Recently, Dacke et al. (2013) showed that dung beetles (Scarabaeus satyrus) use the diffuse band of light produced by the Milky Way on clear moonless nights as an orientation marker. Although Dacke et al. (2013) did not discuss it, their results imply these beetles lose much of their ability to orient, and suffer reduced fitness in areas affected by skyglow. Since there is no reason to believe that Milky Way navigation is restricted to Scarabaeus satyrus, we wonder whether skyglow is selecting against this remarkable trait worldwide, with possible consequences for biodiversity and ecosystem services? It was recently reported that dung beetle diversity is reduced with increasing urbanization (Korasaki et al. 2013). This loss is of special relevance for perturbed agro-ecosystems, since species-rich dung beetle communities are able to buffer ecosystem services such as dung decomposition and nutrient cycling (Beynon et al. 2012). Perhaps related studies focusing on nocturnal communities could test whether skyglow is indeed a selective pressure.

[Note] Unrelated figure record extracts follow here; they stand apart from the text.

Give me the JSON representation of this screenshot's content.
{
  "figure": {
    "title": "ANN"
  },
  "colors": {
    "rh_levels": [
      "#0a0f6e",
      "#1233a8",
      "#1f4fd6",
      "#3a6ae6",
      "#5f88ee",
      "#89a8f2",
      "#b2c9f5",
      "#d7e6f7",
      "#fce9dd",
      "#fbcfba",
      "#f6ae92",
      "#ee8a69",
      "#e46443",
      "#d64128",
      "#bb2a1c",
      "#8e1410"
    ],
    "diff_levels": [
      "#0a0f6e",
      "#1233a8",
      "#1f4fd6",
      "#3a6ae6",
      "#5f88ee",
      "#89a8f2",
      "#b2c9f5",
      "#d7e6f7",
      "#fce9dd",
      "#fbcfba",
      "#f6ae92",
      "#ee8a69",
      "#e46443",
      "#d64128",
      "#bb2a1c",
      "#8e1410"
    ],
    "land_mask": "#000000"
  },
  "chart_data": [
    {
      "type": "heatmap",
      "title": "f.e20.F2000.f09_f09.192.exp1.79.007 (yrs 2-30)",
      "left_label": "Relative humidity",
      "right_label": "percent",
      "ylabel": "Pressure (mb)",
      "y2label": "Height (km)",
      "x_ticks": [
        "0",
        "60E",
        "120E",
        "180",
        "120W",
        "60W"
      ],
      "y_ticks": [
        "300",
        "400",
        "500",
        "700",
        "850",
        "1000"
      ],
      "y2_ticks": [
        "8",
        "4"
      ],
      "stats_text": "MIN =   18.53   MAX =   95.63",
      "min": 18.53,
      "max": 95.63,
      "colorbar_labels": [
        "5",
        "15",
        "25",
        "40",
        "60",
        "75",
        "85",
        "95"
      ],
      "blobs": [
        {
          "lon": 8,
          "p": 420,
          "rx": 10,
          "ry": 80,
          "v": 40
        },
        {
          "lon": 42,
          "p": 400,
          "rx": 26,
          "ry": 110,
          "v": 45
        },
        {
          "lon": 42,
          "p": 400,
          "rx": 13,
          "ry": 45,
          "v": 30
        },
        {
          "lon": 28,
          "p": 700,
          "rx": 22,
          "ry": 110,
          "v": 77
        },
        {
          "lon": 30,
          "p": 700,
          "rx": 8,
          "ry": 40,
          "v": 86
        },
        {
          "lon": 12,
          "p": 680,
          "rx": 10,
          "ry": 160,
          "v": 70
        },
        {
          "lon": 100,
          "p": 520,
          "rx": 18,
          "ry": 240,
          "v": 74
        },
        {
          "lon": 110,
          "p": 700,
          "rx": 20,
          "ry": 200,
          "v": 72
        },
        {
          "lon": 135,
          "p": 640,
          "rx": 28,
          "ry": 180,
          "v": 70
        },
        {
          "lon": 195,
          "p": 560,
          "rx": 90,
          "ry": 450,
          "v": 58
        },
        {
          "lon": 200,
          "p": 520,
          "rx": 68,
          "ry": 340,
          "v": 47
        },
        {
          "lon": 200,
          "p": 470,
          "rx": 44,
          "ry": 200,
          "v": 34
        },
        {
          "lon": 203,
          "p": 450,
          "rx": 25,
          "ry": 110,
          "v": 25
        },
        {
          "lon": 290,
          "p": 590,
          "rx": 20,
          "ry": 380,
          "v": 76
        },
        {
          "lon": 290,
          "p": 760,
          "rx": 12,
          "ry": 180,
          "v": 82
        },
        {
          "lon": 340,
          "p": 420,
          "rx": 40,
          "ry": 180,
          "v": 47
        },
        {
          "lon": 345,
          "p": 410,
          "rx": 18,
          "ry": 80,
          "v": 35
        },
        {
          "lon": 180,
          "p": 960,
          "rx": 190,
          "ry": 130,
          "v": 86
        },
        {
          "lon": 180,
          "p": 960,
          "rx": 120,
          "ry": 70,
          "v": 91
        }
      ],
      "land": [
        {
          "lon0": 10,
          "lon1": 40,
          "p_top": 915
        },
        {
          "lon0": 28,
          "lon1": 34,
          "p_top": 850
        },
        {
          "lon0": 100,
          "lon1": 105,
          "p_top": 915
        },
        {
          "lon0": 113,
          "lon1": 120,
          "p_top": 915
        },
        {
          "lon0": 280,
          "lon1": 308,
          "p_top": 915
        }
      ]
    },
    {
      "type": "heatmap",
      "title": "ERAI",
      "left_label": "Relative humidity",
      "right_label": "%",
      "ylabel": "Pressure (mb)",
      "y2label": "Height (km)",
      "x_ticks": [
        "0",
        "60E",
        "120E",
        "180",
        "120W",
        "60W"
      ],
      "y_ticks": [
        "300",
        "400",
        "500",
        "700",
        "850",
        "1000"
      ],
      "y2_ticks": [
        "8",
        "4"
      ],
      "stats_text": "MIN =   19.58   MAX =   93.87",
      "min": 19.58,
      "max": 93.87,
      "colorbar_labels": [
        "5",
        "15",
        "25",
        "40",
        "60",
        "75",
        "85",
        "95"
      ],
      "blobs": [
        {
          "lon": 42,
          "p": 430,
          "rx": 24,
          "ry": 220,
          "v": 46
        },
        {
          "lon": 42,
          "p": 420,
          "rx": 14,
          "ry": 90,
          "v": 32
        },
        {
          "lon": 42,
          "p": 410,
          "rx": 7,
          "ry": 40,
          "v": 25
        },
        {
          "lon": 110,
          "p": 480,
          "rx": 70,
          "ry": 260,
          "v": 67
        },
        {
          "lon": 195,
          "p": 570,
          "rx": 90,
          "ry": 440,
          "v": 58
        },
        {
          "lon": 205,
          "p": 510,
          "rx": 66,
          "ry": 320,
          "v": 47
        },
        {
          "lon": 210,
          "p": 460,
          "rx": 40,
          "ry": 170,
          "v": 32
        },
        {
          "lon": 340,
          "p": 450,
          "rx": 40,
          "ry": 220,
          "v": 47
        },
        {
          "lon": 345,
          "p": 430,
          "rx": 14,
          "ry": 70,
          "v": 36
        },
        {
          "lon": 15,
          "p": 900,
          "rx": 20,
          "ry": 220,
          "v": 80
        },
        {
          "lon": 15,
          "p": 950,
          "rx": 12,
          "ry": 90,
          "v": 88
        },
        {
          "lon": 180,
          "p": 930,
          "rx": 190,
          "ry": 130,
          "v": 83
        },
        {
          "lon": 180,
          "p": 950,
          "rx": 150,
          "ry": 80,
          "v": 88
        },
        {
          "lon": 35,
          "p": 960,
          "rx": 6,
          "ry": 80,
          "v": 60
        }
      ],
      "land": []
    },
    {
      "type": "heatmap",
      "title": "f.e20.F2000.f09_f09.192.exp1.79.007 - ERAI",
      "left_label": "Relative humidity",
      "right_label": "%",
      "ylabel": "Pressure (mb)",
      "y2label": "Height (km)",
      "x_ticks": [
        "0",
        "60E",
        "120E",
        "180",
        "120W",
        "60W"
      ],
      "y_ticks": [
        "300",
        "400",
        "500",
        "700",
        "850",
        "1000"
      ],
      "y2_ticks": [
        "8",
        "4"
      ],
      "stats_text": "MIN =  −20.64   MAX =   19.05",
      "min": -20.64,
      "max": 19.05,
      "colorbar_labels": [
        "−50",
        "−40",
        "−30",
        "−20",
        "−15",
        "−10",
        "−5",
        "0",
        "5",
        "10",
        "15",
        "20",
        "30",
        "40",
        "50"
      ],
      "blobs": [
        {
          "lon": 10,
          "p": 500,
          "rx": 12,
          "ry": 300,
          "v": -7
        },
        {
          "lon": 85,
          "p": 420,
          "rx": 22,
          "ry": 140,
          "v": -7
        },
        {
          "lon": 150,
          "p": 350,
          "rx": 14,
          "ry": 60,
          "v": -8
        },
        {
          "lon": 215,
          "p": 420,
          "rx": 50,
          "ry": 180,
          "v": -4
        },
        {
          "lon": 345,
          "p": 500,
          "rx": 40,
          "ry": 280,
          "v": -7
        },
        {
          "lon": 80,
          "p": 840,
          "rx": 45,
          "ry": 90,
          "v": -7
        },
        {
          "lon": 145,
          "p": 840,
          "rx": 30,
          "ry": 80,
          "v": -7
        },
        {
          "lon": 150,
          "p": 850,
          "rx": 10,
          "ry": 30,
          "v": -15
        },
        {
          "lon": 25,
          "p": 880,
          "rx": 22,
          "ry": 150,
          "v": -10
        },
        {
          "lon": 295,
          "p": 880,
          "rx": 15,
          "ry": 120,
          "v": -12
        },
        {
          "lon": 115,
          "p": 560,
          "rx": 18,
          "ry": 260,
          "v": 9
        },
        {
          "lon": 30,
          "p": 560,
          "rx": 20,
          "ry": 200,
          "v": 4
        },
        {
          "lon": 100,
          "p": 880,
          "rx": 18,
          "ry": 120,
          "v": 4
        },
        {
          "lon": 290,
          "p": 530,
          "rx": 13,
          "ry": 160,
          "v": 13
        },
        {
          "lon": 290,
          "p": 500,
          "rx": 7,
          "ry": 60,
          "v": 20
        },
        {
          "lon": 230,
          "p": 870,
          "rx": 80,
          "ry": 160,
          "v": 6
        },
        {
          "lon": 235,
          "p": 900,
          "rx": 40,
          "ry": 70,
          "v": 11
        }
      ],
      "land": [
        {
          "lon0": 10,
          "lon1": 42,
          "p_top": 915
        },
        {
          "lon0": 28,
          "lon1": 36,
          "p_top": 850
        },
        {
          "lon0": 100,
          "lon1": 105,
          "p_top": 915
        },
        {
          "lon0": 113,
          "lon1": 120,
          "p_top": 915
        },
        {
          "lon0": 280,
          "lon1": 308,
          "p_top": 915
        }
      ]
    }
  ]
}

Reviews of studies on the effects of light at night have argued convincingly that skyglow must surely affect food webs and biodiversity, but no studies to date have demonstrated this. Navara and Nelson (2007) provide an excellent review of the effects of light on behavior and physiology, but changes due to skyglow are inferred based primarily on observed response to natural light levels (twilight or moonlight) or simulated studies in enclosures. Two such examples presented by Longcore and Rich (2004) are the dependence of coyote calling on moon phase, and the luminance range under which treefrogs are willing to forage. Longcore and Rich (2004) also discussed an unpublished result in which frogs halted mating during periods when a nearby stadium was lit. While these studies demonstrate or strongly imply that behavior is likely to change under conditions of skyglow, they don’t prove that skyglow has affected biodiversity in nocturnal landscapes.